Reputation: 7841
I have a big sparse matrix. I want to take log4
for all element in that sparse matrix.
I try to use numpy.log()
but it doesn't work with matrices.
I can also take logarithm row by row. Then I crush old row with a new one.
# Assume A is a sparse matrix (Linked List Format) with float values as data
# It is only for one row
import numpy as np
c = np.log(A.getrow(0)) / numpy.log(4)
A[0, :] = c
This was not as quick as I'd expected. Is there a faster way to do this?
Upvotes: 7
Views: 5497
Reputation: 7841
I think I solve it with very easy way. It is very strange that no one could answer immediately.
# Let A be a COO_matrix
import numpy as np
from scipy.sparse import coo_matrix
new_data = np.log(A.data+3)/np.log(4) #3 is not so important. It can be 1 too.

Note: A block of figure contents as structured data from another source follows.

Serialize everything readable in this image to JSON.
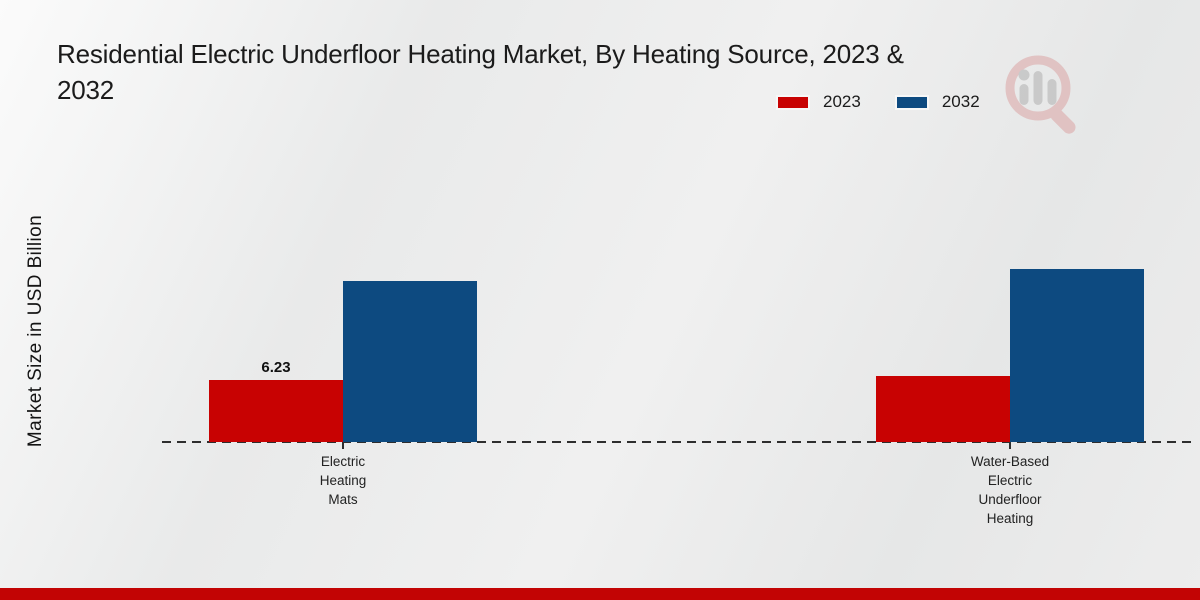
{
  "header": {
    "title": "Residential Electric Underfloor Heating Market, By Heating Source, 2023 & 2032",
    "title_lines": [
      "Residential Electric Underfloor Heating Market, By Heating Source, 2023 &",
      "2032"
    ]
  },
  "legend": {
    "items": [
      {
        "label": "2023",
        "color": "#c80202"
      },
      {
        "label": "2032",
        "color": "#0d4a80"
      }
    ]
  },
  "watermark_icon": "market-research-future-magnifier-logo",
  "chart_data": {
    "type": "bar",
    "title": "Residential Electric Underfloor Heating Market, By Heating Source, 2023 & 2032",
    "xlabel": "",
    "ylabel": "Market Size in USD Billion",
    "categories": [
      "Electric Heating Mats",
      "Water-Based Electric Underfloor Heating"
    ],
    "categories_display_lines": [
      [
        "Electric",
        "Heating",
        "Mats"
      ],
      [
        "Water-Based",
        "Electric",
        "Underfloor",
        "Heating"
      ]
    ],
    "series": [
      {
        "name": "2023",
        "color": "#c80202",
        "values": [
          6.23,
          6.6
        ]
      },
      {
        "name": "2032",
        "color": "#0d4a80",
        "values": [
          16.2,
          17.4
        ]
      }
    ],
    "value_labels": [
      {
        "series": "2023",
        "category": "Electric Heating Mats",
        "text": "6.23"
      }
    ],
    "ylim": [
      0,
      20
    ],
    "grid": false,
    "axis_tick_numbers_shown": false,
    "baseline_style": "dashed",
    "legend_position": "top-right"
  },
  "footer": {
    "accent_bar_color": "#c20404"
  }
}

A = coo_matrix((new_data, (A.row, A.col)), shape=A.shape)
Upvotes: 0
Reputation: 28846
You can modify the data
attribute directly:
>>> a = np.array([[5,0,0,0,0,0,0],[0,0,0,0,2,0,0]])
>>> coo = coo_matrix(a)
>>> coo.data
array([5, 2])
>>> coo.data = np.log(coo.data)
>>> coo.data
array([ 1.60943791, 0.69314718])
>>> coo.todense()
matrix([[ 1.60943791, 0. , 0. , 0. , 0. ,
0. , 0. ],
[ 0. , 0. , 0. , 0. , 0.69314718,
0. , 0. ]])
Note that this doesn't work properly if the sparse format has repeated elements (which is valid in the COO format); it'll take the logs individually, and log(a) + log(b) != log(a + b)
. You probably want to convert to CSR or CSC first (which is fast) to avoid this problem.
You'll also have to add checks if the sparse matrix is in a different format, of course. And if you don't want to modify the matrix in-place, just construct a new sparse matrix as you did in your answer, but without adding 3
because that's completely unnecessary here.